The top pin (Pin #8) maps to the A1 analog input, and the next pin (Pin #7) maps to the A0 input.
When I read these inputs, I am getting expected values from A1, but when I read A0, it is always approximately 600 (integer), no matter what is connected, or disconnected.
A1 goes to zero when disconnected, but A0 stays at ~600.
Is there some sort of additional initialization necessary to enable this input?

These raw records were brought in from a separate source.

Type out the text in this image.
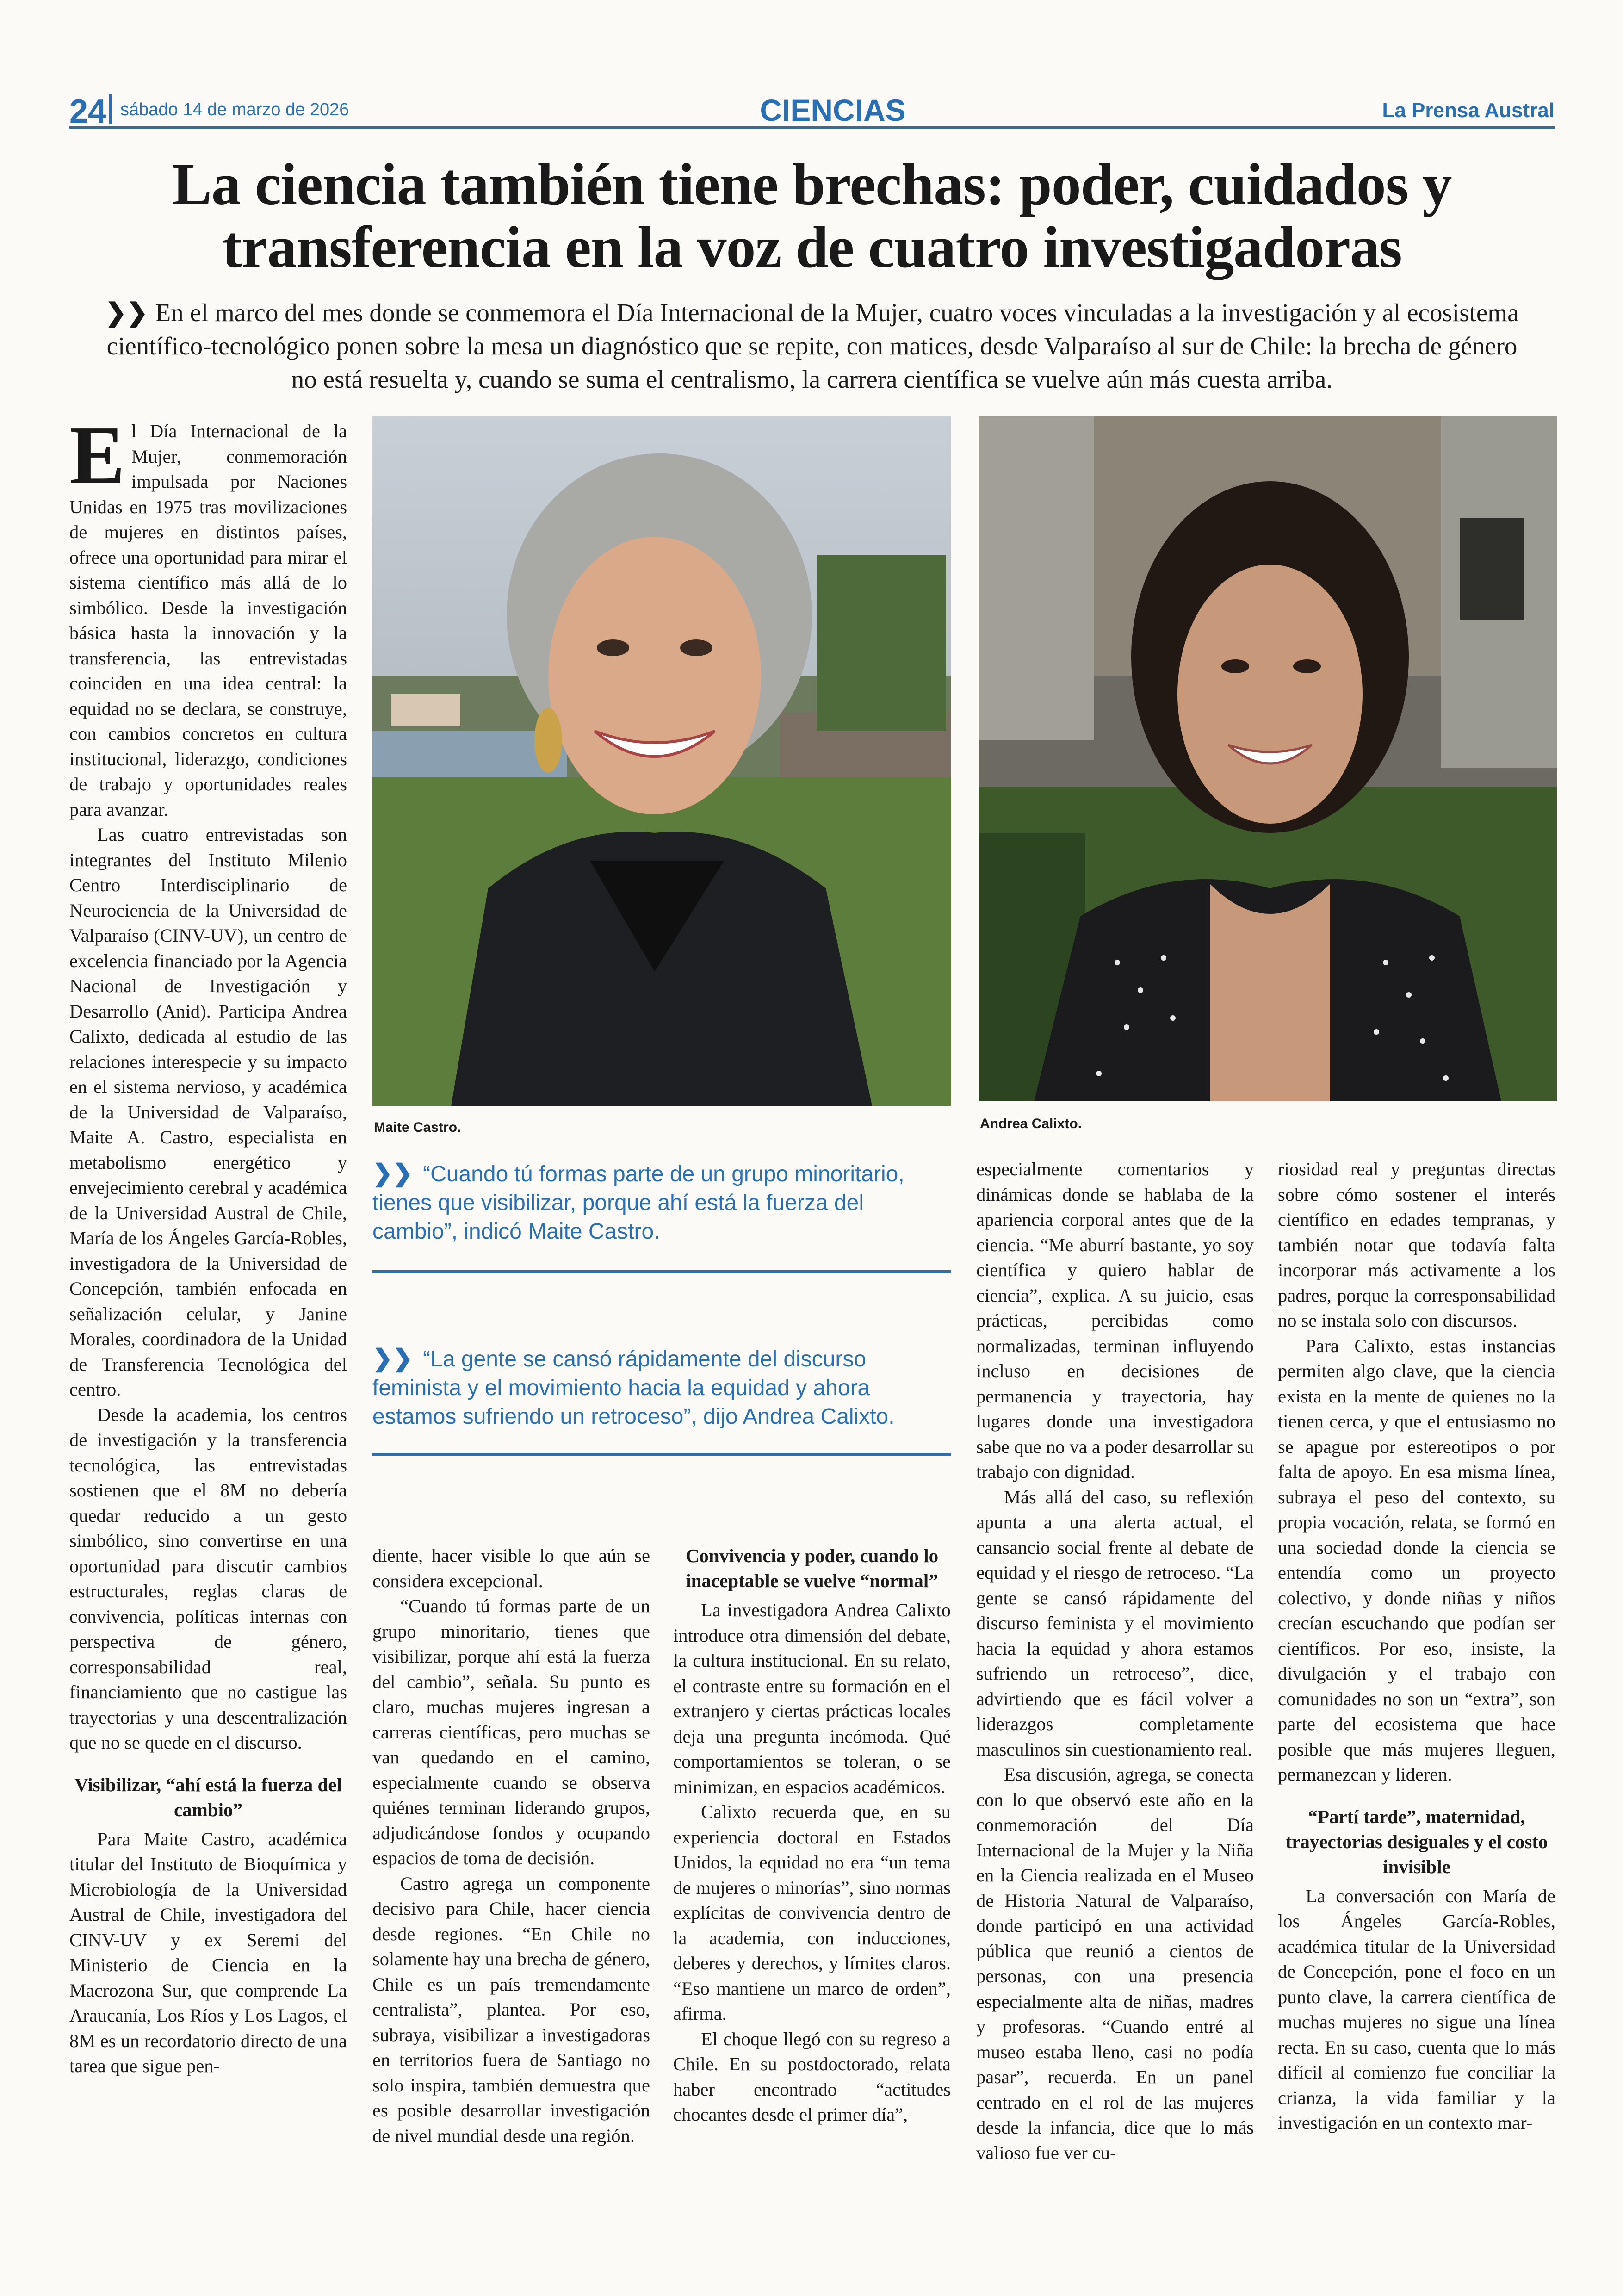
24 sábado 14 de marzo de 2026	CIENCIAS	La Prensa Austral
La ciencia también tiene brechas: poder, cuidados y transferencia en la voz de cuatro investigadoras

❯❯ En el marco del mes donde se conmemora el Día Internacional de la Mujer, cuatro voces vinculadas a la investigación y al ecosistema científico-tecnológico ponen sobre la mesa un diagnóstico que se repite, con matices, desde Valparaíso al sur de Chile: la brecha de género no está resuelta y, cuando se suma el centralismo, la carrera científica se vuelve aún más cuesta arriba.

Maite Castro.	Andrea Calixto.
❯❯ “Cuando tú formas parte de un grupo minoritario, tienes que visibilizar, porque ahí está la fuerza del cambio”, indicó Maite Castro.
❯❯ “La gente se cansó rápidamente del discurso feminista y el movimiento hacia la equidad y ahora estamos sufriendo un retroceso”, dijo Andrea Calixto.
E l Día Internacional de la Mujer, conmemoración impulsada por Naciones Unidas en 1975 tras movilizaciones de mujeres en distintos países, ofrece una oportunidad para mirar el sistema científico más allá de lo simbólico. Desde la investigación básica hasta la innovación y la transferencia, las entrevistadas coinciden en una idea central: la equidad no se declara, se construye, con cambios concretos en cultura institucional, liderazgo, condiciones de trabajo y oportunidades reales para avanzar.

Las cuatro entrevistadas son integrantes del Instituto Milenio Centro Interdisciplinario de Neurociencia de la Universidad de Valparaíso (CINV-UV), un centro de excelencia financiado por la Agencia Nacional de Investigación y Desarrollo (Anid). Participa Andrea Calixto, dedicada al estudio de las relaciones interespecie y su impacto en el sistema nervioso, y académica de la Universidad de Valparaíso, Maite A. Castro, especialista en metabolismo energético y envejecimiento cerebral y académica de la Universidad Austral de Chile, María de los Ángeles García-Robles, investigadora de la Universidad de Concepción, también enfocada en señalización celular, y Janine Morales, coordinadora de la Unidad de Transferencia Tecnológica del centro.

Desde la academia, los centros de investigación y la transferencia tecnológica, las entrevistadas sostienen que el 8M no debería quedar reducido a un gesto simbólico, sino convertirse en una oportunidad para discutir cambios estructurales, reglas claras de convivencia, políticas internas con perspectiva de género, corresponsabilidad real, financiamiento que no castigue las trayectorias y una descentralización que no se quede en el discurso.

Visibilizar, “ahí está la fuerza del cambio”

Para Maite Castro, académica titular del Instituto de Bioquímica y Microbiología de la Universidad Austral de Chile, investigadora del CINV-UV y ex Seremi del Ministerio de Ciencia en la Macrozona Sur, que comprende La Araucanía, Los Ríos y Los Lagos, el 8M es un recordatorio directo de una tarea que sigue pen-

diente, hacer visible lo que aún se considera excepcional.

“Cuando tú formas parte de un grupo minoritario, tienes que visibilizar, porque ahí está la fuerza del cambio”, señala. Su punto es claro, muchas mujeres ingresan a carreras científicas, pero muchas se van quedando en el camino, especialmente cuando se observa quiénes terminan liderando grupos, adjudicándose fondos y ocupando espacios de toma de decisión.

Castro agrega un componente decisivo para Chile, hacer ciencia desde regiones. “En Chile no solamente hay una brecha de género, Chile es un país tremendamente centralista”, plantea. Por eso, subraya, visibilizar a investigadoras en territorios fuera de Santiago no solo inspira, también demuestra que es posible desarrollar investigación de nivel mundial desde una región.

Convivencia y poder, cuando lo inaceptable se vuelve “normal”

La investigadora Andrea Calixto introduce otra dimensión del debate, la cultura institucional. En su relato, el contraste entre su formación en el extranjero y ciertas prácticas locales deja una pregunta incómoda. Qué comportamientos se toleran, o se minimizan, en espacios académicos.

Calixto recuerda que, en su experiencia doctoral en Estados Unidos, la equidad no era “un tema de mujeres o minorías”, sino normas explícitas de convivencia dentro de la academia, con inducciones, deberes y derechos, y límites claros. “Eso mantiene un marco de orden”, afirma.

El choque llegó con su regreso a Chile. En su postdoctorado, relata haber encontrado “actitudes chocantes desde el primer día”,

especialmente comentarios y dinámicas donde se hablaba de la apariencia corporal antes que de la ciencia. “Me aburrí bastante, yo soy científica y quiero hablar de ciencia”, explica. A su juicio, esas prácticas, percibidas como normalizadas, terminan influyendo incluso en decisiones de permanencia y trayectoria, hay lugares donde una investigadora sabe que no va a poder desarrollar su trabajo con dignidad.

Más allá del caso, su reflexión apunta a una alerta actual, el cansancio social frente al debate de equidad y el riesgo de retroceso. “La gente se cansó rápidamente del discurso feminista y el movimiento hacia la equidad y ahora estamos sufriendo un retroceso”, dice, advirtiendo que es fácil volver a liderazgos completamente masculinos sin cuestionamiento real.

Esa discusión, agrega, se conecta con lo que observó este año en la conmemoración del Día Internacional de la Mujer y la Niña en la Ciencia realizada en el Museo de Historia Natural de Valparaíso, donde participó en una actividad pública que reunió a cientos de personas, con una presencia especialmente alta de niñas, madres y profesoras. “Cuando entré al museo estaba lleno, casi no podía pasar”, recuerda. En un panel centrado en el rol de las mujeres desde la infancia, dice que lo más valioso fue ver cu-

riosidad real y preguntas directas sobre cómo sostener el interés científico en edades tempranas, y también notar que todavía falta incorporar más activamente a los padres, porque la corresponsabilidad no se instala solo con discursos.

Para Calixto, estas instancias permiten algo clave, que la ciencia exista en la mente de quienes no la tienen cerca, y que el entusiasmo no se apague por estereotipos o por falta de apoyo. En esa misma línea, subraya el peso del contexto, su propia vocación, relata, se formó en una sociedad donde la ciencia se entendía como un proyecto colectivo, y donde niñas y niños crecían escuchando que podían ser científicos. Por eso, insiste, la divulgación y el trabajo con comunidades no son un “extra”, son parte del ecosistema que hace posible que más mujeres lleguen, permanezcan y lideren.

“Partí tarde”, maternidad, trayectorias desiguales y el costo invisible

La conversación con María de los Ángeles García-Robles, académica titular de la Universidad de Concepción, pone el foco en un punto clave, la carrera científica de muchas mujeres no sigue una línea recta. En su caso, cuenta que lo más difícil al comienzo fue conciliar la crianza, la vida familiar y la investigación en un contexto mar-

In the setup() function I initialize both pins like this:
pinMode(WB_A1, INPUT);
pinMode(WB_A0, INPUT);
I ensure to power on the RAK5801 by this:
pinMode(WB_IO1, OUTPUT);
digitalWrite(WB_IO1, HIGH);
delay(1000); // Give peripherals time to stabilize before reading
AN1 is useable by default. But if you need to use AN0, there are few hardware modifications needed to configure it correctly because AN0 is being used by default to measure the battery voltage.
Btw, on using Analog Input, you don’t need to configure the pinMode.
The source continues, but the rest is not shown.